Melalui dua kitab karangan tersebutlah, Imam Syafi’i masyhur dikenal sebagai seorang bintang kaum Sunni di dunia Islam. Padahal di kalangan Sunni sendiri juga banyak terdapat Imam lain yang tak kalah terkenal ilmu dan kepandaiannya seperti Imam Hanafi, Imam Mailk, dan Imam Hambali, misalnya.

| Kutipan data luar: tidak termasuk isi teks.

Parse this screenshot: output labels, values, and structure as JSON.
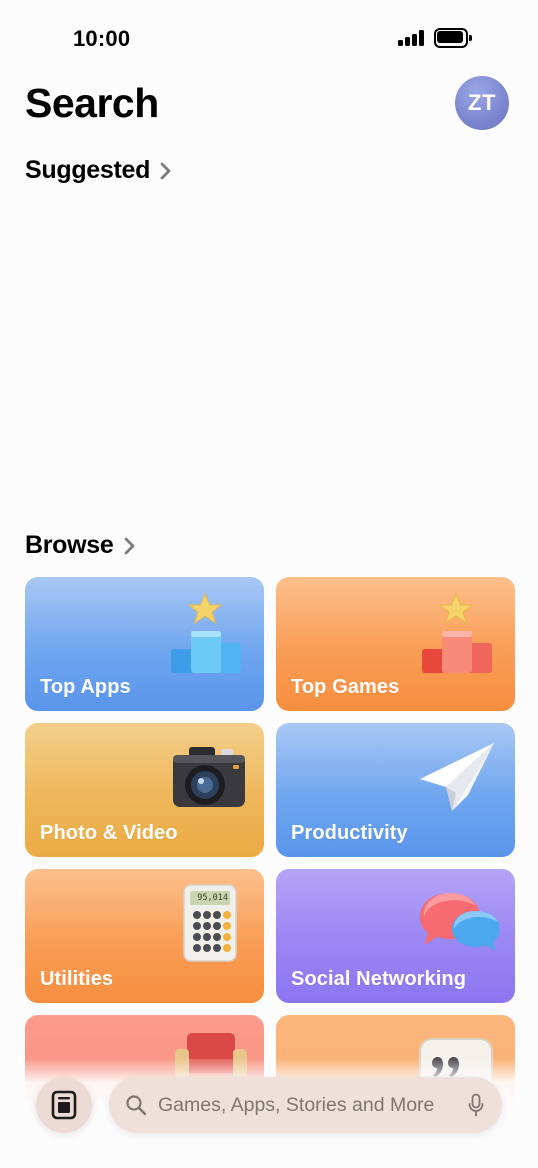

Berikut akan dipaparkan secara singkat mengenai kedua kitab karangan Imam Syafi’i tersebut.
Ar-Risalah
Metode pembentukan sebuah hukum ala Imam Syafi’i terkuak di dalam ini. Beliau menggunakan empat dasar dalam meng-istinbath-kan sebuah hukum yakni Al-Qur’an, Al-Hadits, Ijma’, dan Qiyas.

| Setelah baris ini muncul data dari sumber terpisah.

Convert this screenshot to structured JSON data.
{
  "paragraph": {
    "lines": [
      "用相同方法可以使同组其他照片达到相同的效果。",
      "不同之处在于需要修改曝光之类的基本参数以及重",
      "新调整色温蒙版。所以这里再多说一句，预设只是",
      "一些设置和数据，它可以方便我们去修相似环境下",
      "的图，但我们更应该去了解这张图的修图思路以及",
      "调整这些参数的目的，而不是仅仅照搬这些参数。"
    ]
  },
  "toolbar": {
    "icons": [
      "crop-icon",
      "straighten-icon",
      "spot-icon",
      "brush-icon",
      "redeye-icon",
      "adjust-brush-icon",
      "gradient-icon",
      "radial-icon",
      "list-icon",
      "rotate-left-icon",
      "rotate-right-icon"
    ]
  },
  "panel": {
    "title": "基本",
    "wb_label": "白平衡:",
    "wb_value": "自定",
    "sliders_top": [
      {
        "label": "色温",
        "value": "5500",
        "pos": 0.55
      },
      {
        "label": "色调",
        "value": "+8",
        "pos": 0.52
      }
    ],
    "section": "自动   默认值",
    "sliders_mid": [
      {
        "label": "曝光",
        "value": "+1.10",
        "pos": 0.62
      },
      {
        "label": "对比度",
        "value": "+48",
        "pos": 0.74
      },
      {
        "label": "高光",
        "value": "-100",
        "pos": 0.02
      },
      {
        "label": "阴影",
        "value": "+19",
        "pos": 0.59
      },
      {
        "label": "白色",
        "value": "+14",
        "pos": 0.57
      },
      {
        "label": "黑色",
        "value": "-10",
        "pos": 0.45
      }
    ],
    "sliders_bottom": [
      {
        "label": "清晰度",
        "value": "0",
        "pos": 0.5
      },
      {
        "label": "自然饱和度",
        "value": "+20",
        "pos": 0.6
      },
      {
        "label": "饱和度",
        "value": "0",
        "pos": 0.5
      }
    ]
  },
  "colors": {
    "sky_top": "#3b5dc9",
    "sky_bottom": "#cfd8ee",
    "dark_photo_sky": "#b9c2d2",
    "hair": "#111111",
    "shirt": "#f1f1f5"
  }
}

“Tidak ada bagi seseorang berkata mengenai sebuah masalah yang ini halal dan yang ini haram melainkan sudah memiliki pengetahuan tentang hal itu. Pengetahuan tersebut yaitu Al-Qur’an, Al-Hadits, Ijma’, dan Qiyas,” ucap beliau dalam kitabnya tersebut.
Imam Syafi’i mengidentikkan ijtihad dengan qiyas sehingga beliau menyimpulkan bahwa ijtihad itu adalah qiyas. Di titik lain, beliau sangat menolak tegas metode istihsan, yakni sebuah metode pemikiran yang dianggap hanya berdasar pada kebebasan berpikir manusia dengan berdasar pada kepentingan dan perilaku seseorang.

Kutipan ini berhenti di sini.